Prémonitions

d’Afonso Poyart, 2015, ***

On vous présente ça comme un thriller, une lutte au sommet entre un médium bossant avec le FBI et un assassin lui aussi capable de visions. On vous présente ça comme le grand retour d’Anthony Hopkins dans le polar, mais de l’autre côté des barreaux. Tout cela n’est évidemment pas faux, mais ce n’est pas vraiment le cœur de Prémonitions.

L’enjeu central du film, c’est plutôt la fin de vie.
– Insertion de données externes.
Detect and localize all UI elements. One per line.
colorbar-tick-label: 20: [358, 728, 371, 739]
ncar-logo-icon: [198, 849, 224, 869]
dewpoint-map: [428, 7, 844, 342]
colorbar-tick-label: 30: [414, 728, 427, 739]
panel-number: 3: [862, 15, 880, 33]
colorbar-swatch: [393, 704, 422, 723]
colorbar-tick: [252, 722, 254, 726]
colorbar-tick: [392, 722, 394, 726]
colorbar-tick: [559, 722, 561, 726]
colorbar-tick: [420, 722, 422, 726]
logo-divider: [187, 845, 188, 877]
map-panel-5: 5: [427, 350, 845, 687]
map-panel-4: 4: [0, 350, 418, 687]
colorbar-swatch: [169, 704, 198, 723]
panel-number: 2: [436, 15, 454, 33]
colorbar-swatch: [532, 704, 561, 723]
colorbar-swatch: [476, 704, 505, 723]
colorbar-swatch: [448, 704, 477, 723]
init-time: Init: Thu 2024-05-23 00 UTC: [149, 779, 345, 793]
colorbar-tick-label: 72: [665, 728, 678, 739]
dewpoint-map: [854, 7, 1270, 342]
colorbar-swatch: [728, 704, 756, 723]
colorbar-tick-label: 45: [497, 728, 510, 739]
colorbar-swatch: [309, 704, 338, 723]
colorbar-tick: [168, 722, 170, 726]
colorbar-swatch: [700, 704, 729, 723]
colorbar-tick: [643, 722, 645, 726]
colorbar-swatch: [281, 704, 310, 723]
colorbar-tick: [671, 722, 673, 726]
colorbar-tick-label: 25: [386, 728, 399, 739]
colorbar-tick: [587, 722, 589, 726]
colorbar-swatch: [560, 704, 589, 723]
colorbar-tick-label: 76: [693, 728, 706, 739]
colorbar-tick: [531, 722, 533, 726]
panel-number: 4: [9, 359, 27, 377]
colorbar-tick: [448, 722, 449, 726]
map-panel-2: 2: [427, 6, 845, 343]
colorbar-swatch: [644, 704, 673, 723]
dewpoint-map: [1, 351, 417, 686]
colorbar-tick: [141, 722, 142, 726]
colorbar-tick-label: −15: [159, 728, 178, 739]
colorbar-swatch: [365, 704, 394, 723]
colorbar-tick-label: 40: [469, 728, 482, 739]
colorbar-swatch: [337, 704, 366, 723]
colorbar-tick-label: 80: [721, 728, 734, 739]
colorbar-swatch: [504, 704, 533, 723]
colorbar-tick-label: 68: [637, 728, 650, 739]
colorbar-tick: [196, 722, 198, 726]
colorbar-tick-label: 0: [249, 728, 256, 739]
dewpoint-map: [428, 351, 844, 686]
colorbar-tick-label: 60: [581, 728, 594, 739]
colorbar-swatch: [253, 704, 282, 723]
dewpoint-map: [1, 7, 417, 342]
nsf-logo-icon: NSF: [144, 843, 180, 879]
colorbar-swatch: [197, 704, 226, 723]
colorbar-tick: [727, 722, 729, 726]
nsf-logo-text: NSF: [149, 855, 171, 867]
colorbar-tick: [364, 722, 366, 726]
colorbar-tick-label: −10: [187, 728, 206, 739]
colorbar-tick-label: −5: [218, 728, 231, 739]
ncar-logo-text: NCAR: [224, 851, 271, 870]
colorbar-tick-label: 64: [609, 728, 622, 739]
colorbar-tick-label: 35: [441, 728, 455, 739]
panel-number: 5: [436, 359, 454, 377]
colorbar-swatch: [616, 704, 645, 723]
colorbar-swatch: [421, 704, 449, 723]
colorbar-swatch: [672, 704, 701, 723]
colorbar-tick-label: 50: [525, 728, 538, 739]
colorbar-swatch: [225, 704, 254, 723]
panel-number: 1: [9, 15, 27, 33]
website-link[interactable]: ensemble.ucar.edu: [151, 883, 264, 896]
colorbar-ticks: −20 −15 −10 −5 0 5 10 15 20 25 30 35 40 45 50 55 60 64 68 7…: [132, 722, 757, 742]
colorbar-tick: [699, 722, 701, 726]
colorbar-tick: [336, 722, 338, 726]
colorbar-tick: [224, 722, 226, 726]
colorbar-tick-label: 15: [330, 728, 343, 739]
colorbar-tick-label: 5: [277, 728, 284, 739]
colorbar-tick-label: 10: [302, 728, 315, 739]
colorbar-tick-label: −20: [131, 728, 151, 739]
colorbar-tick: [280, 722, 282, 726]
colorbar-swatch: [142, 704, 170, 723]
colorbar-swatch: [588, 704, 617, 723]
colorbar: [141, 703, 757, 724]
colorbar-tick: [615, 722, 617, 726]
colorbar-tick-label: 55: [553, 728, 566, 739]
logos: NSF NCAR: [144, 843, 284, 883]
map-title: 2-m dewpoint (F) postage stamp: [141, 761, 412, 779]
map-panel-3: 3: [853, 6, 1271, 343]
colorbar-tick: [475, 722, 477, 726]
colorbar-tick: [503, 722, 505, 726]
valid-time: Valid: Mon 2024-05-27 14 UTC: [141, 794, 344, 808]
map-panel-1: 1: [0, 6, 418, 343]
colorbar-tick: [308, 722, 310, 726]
Celle qu’on prévoit (comment réagir quand on sait qu’un proche va mourir et, surtout, souffrir des années avant ?), et celle qu’on administre : c’est un film sur l’euthanasie au moins autant qu’un thriller, qui pose des questions de morale assez intéressantes même s’il ne les creuse pas jusqu’au bout.

J'ai vu toutes les issues de cette scène, je m'en sors toujours bien. photo SND
J’ai vu toutes les issues de cette scène, je m’en sors toujours bien. photo SND

Ça tombe bien, parce qu’à côté de ça, le film rate un peu son objectif. La logique du scénario est celle du film à clefs, vous savez, celui où on vous donne une information cachée au milieu d’une masse d’éléments et où vous essayez de dénouer la pelote en même temps que les protagonistes ; mais ici, les clefs sont trop claires, trop évidentes, et quiconque a un minimum d’expérience du genre les repère comme le nez au milieu de la figure de Cyrano. Du coup, ce qui aurait voulu être un thriller haletant qui renverse le spectateur façon The usual suspects n’est qu’un polar efficace, mais ordinaire.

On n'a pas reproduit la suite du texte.